Nidá, capítulo 2, mishná 2. El tema de este capítulo son las bedikos, los exámenes internos por medio de los cuales una mujer aclara si se encuentra en estado de tahará o de tumá. La primera halajá del capítulo enuncia una regla amplia sobre este examinarse: "Kol hayad hamarbé livdok", la mano que se ocupa en examinar una y otra vez, es "banashim meshubajas" pero "uvaanashim tikatzetz" (en las mujeres es digna de alabanza, y en los hombres merece ser cortada). ¿Por qué la diferencia? Cada examen adicional que hace una mujer es puro beneficio para ella: establece de nuevo que las tahoros con las que trabaja no se han visto comprometidas, y esa diligencia se llama meshubajas. Un hombre que se inspeccionara repetidamente en busca de shijvas zera no gana nada de eso. El manejo mismo lo excita, y por eso la mishná habla de tal conducta en los términos más duros. De este principio nuestra mishná pasa a dos asuntos concretos ligados a la bediká: las mujeres que son incapaces de examinarse a sí mismas, y los paños que acompañan las relaciones matrimoniales.

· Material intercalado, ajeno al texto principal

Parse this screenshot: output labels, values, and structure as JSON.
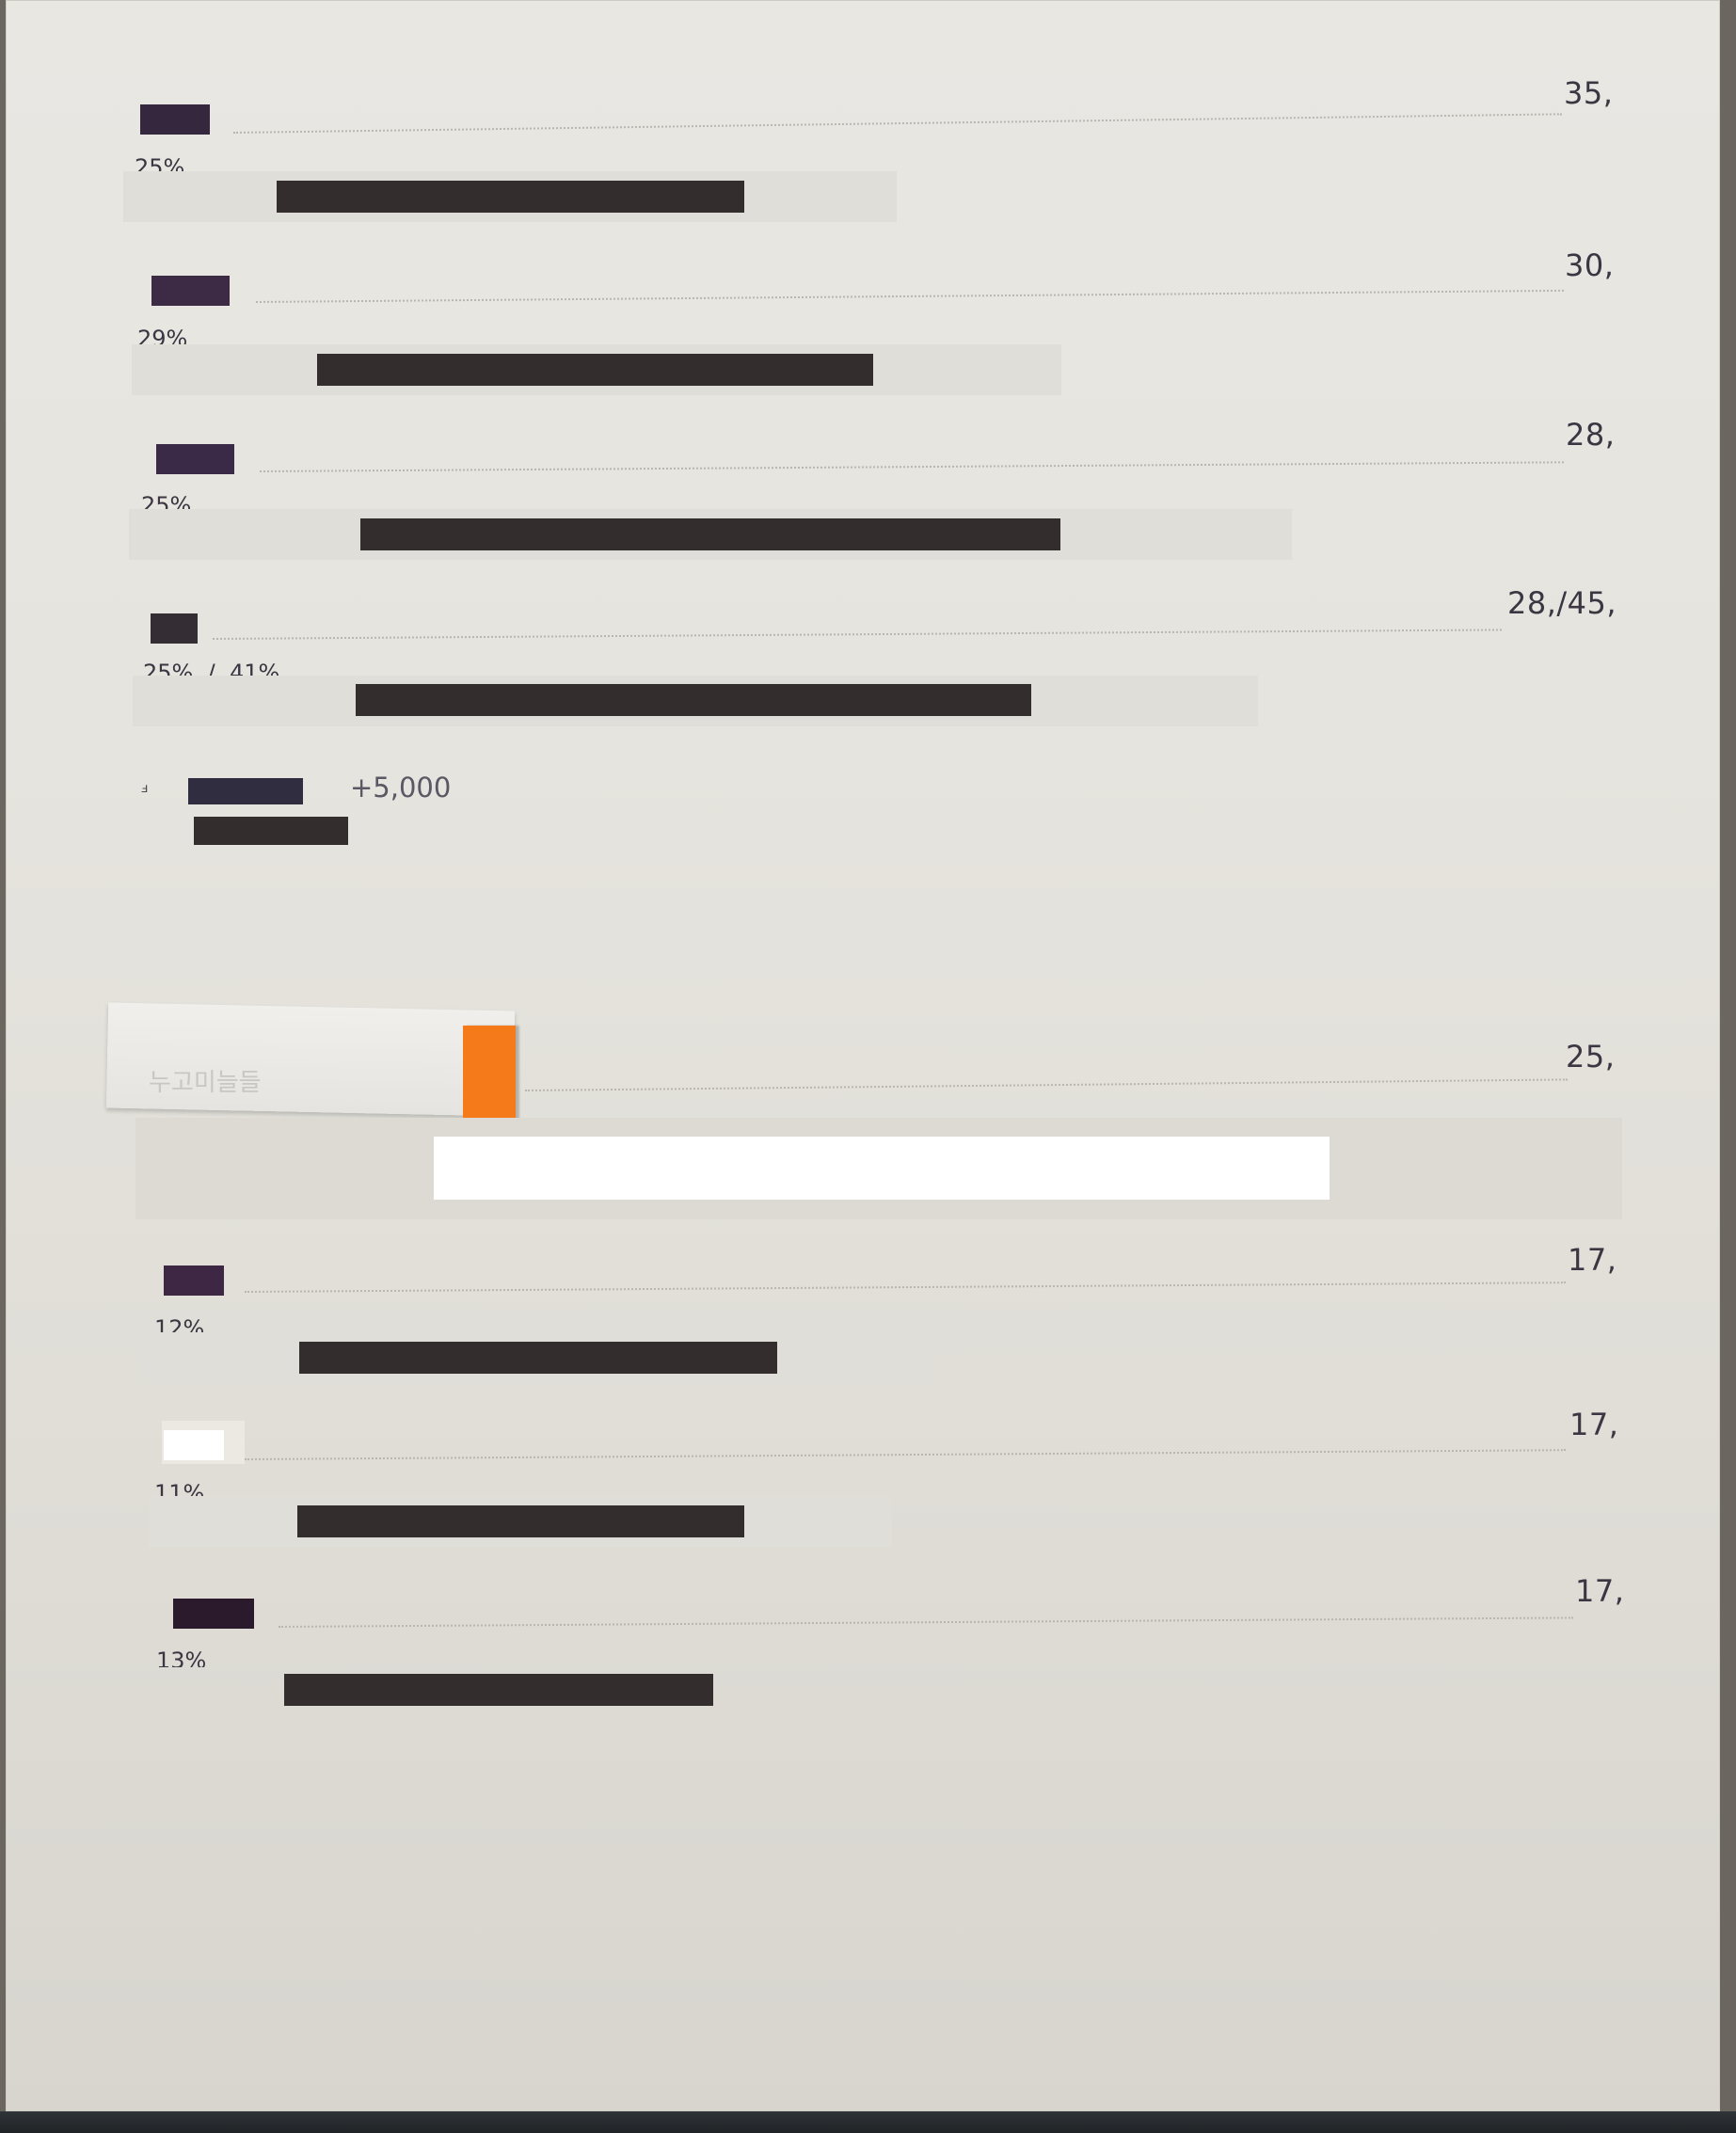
{
  "entries": [
    {
      "value": "35,",
      "pct": "25%",
      "colors": {
        "swatch": "#35283e",
        "bar": "#332d2d"
      }
    },
    {
      "value": "30,",
      "pct": "29%",
      "colors": {
        "swatch": "#3d2a45",
        "bar": "#332d2d"
      }
    },
    {
      "value": "28,",
      "pct": "25%",
      "colors": {
        "swatch": "#3b2a47",
        "bar": "#332d2d"
      }
    },
    {
      "value": "28,/45,",
      "pct": "25%  /  41%",
      "colors": {
        "swatch": "#342d33",
        "bar": "#332d2d"
      }
    },
    {
      "value": "25,",
      "pct": "",
      "colors": {
        "swatch": "#f47a1a",
        "bar": "#ffffff"
      }
    },
    {
      "value": "17,",
      "pct": "12%",
      "colors": {
        "swatch": "#3e2645",
        "bar": "#332d2d"
      }
    },
    {
      "value": "17,",
      "pct": "11%",
      "colors": {
        "swatch": "#ffffff",
        "bar": "#332d2d"
      }
    },
    {
      "value": "17,",
      "pct": "13%",
      "colors": {
        "swatch": "#2a1a2c",
        "bar": "#332d2d"
      }
    }
  ],
  "note": {
    "prefix": "ⅎ",
    "value": "+5,000",
    "colors": {
      "swatch": "#2f2d3f",
      "bar": "#332d2d"
    }
  },
  "sticky": {
    "text": "누고미늘들",
    "tab_color": "#f47a1a"
  },
  "colors": {
    "paper": "#e7e5e0",
    "leader": "#b8b6b0",
    "text": "#3c3643"
  }
}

"Hajareshes, vehashotá, vehasumá, veshenitrefá da'atá." Aparecen aquí cuatro tipos de mujeres, y todas ellas carecen de la capacidad de llevar a cabo por sí solas un examen confiable. La primera no puede oír ni hablar. La segunda carece de juicio sano. La tercera no ve, de modo que aun si el paño se introduce correctamente, no tiene manera de inspeccionarlo después. Y la cuarta es una mujer cuyas facultades se han trastornado. Como la segunda y la cuarta describen ambas un deterioro de la mente, la Guemará pregunta cuál es la diferencia precisa entre ellas.
"Im yesh lahen pikjós, maskinós osan vehen ojlós biterumá." Si estas mujeres tienen consigo otras mujeres lúcidas y competentes, esas mujeres se ocupan de ellas y realizan la bediká en su lugar. Una vez que se les ha hecho tal examen, se las considera examinadas y pueden comer terumá. Es decir, la incapacidad de examinarse a sí misma no deja automáticamente a la mujer en estado de duda; la bediká puede hacérsela alguien capaz de hacerla como corresponde.

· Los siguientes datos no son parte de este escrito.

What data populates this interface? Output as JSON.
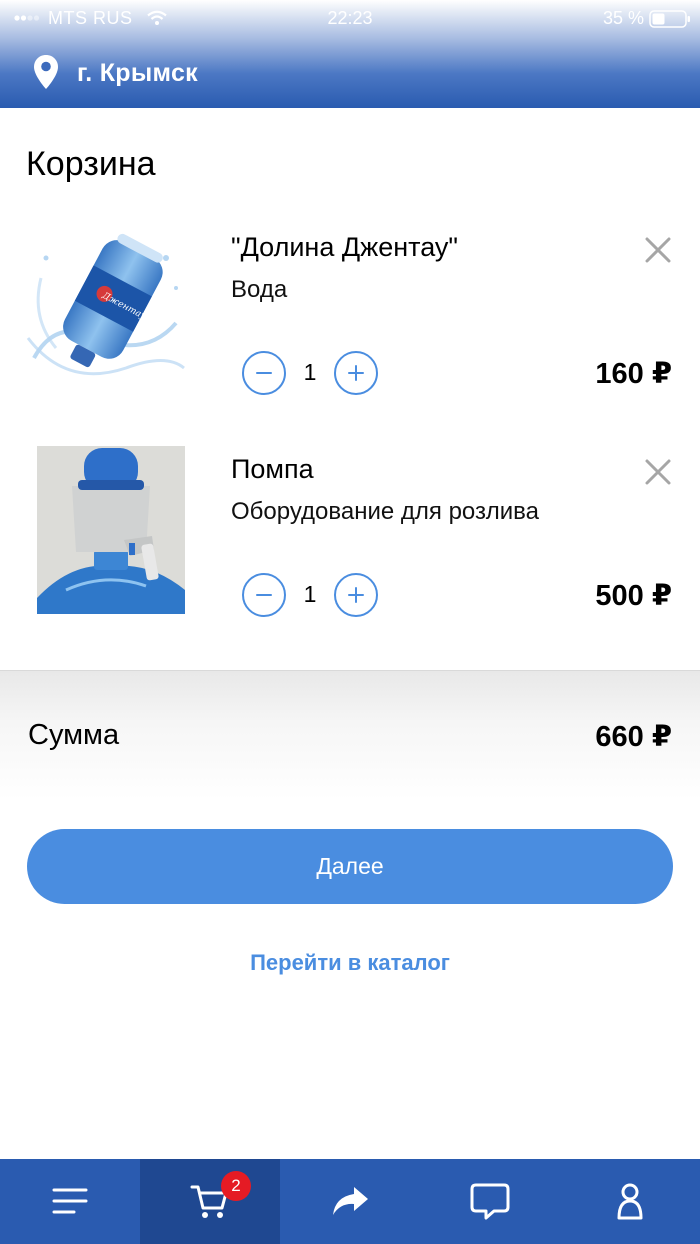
{
  "status_bar": {
    "carrier": "MTS RUS",
    "time": "22:23",
    "battery": "35 %"
  },
  "location": {
    "city": "г. Крымск"
  },
  "page": {
    "title": "Корзина"
  },
  "cart_items": [
    {
      "name": "\"Долина Джентау\"",
      "category": "Вода",
      "quantity": "1",
      "price": "160 ₽",
      "image": "water-bottle-image"
    },
    {
      "name": "Помпа",
      "category": "Оборудование для розлива",
      "quantity": "1",
      "price": "500 ₽",
      "image": "water-pump-image"
    }
  ],
  "summary": {
    "label": "Сумма",
    "total": "660 ₽"
  },
  "actions": {
    "next_label": "Далее",
    "catalog_link": "Перейти в каталог"
  },
  "tab_bar": {
    "tabs": [
      {
        "icon": "menu-icon"
      },
      {
        "icon": "cart-icon",
        "active": true,
        "badge": "2"
      },
      {
        "icon": "share-icon"
      },
      {
        "icon": "chat-icon"
      },
      {
        "icon": "profile-icon"
      }
    ]
  },
  "colors": {
    "accent": "#4a8de0",
    "header_blue": "#2a5bb0",
    "tab_active": "#1f4891",
    "badge_red": "#e51b24"
  }
}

La mishná continúa entonces con una halajá que se desprende directamente de la enseñanza del final del capítulo anterior: que la mujer que maneja tahoros hace una bediká antes de las relaciones con su marido. "Dérej bnos Yisrael meshamshós bishnei edim, ejad lo ve'ejad lah." La costumbre de las mujeres de Yisrael es usar dos paños, llamados edim, testigos, en relación con las relaciones matrimoniales. Uno es para el marido, para limpiarse después, y uno para la esposa, para limpiarse después. Cada paño queda así disponible como prueba, en caso de que se encuentre sangre en él.
"Hatznuós maskinós lahen shlishí lesaken es habayis." Las mujeres de modestia y cuidado poco comunes preparan un tercer paño además de los dos, y con él se examinan internamente antes de las relaciones. ¿Qué logra este tercer paño? Su propósito se ve donde marido y mujer están juntos más de una vez en el curso de una misma noche: tal mujer renueva su bediká antes de cada ocasión. La conducta habitual, llamada dérej bnos Yisrael, ya provee un examen después, junto con el examen previo que ya se nos enseñó. El cuidado añadido de las tznuós consiste en insertar un examen nuevo en el medio, de modo que no se apoye en un examen cuando la noche comienza y otro cuando termina, sino que confirme su estado de nuevo antes de cada acto.
Así que esta mishná nos enseña dos caras del mismo valor. La mujer que no puede examinarse a sí misma no queda simplemente en la duda, porque una mujer competente examina en su lugar y entonces ella puede comer terumá. Y a la mujer que sí puede examinarse se la alienta a hacerlo con generosidad: las modestas agregan un paño más allá de lo que la costumbre exige, porque en el terreno de la tahará cada bediká adicional es un paso hacia la claridad.